History of discovery

Iodine was discovered in 1811 by the French chemist Bernard Courtois (1777-1838). One of his first jobs in the early 1800s was to help his father make sodium and potassium compounds (potassium nitrate, KNO3) from seaweed.

Courtois and his father collected seaweed on the coasts of Normandy and Brittany in France. They then burned them and soaked the algae ashes in water to dissolve the sodium and potassium compounds. One day in 1811, Bernard added sulfuric acid and saw violet vapors that condensed, forming crystals with a metallic luster. Courtois guessed that it was a new element, which he named after its color (in Greek, the word "iodes" means "purple").
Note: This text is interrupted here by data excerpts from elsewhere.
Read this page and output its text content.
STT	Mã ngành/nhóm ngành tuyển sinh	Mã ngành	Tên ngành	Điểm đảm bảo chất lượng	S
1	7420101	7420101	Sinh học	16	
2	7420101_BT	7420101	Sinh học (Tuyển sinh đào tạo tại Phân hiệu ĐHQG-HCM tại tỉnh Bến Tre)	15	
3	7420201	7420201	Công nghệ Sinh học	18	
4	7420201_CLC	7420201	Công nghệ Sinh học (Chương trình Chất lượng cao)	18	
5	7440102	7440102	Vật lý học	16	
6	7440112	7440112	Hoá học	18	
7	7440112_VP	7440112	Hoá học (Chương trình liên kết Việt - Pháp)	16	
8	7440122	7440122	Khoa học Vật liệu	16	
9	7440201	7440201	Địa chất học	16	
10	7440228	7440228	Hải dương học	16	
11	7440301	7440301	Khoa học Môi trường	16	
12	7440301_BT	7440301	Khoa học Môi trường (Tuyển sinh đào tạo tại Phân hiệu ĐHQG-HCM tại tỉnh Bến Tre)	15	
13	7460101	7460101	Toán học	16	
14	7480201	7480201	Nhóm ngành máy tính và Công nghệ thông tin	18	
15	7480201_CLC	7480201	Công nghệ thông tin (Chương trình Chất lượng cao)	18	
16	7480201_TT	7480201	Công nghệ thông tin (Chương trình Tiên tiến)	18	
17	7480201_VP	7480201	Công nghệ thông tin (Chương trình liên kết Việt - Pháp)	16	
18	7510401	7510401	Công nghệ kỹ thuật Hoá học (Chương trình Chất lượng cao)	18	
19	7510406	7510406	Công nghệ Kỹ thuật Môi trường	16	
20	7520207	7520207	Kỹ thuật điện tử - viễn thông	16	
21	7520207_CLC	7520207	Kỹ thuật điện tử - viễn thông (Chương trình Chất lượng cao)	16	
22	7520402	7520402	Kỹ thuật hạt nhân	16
Courtois gave a small amount of this substance to Charles-Bernard Desormes and Nicolas Clément, who carried out a systematic investigation. In November 1813 they exhibited iodine at the Imperial Institute in Paris. That this was indeed a new element was proven by Joseph Gay-Lussac and confirmed by Humphry Davy, who sent a report to the Royal Institution in London, which incorrectly assumed that he was the discoverer, a belief that persisted for over 50 years.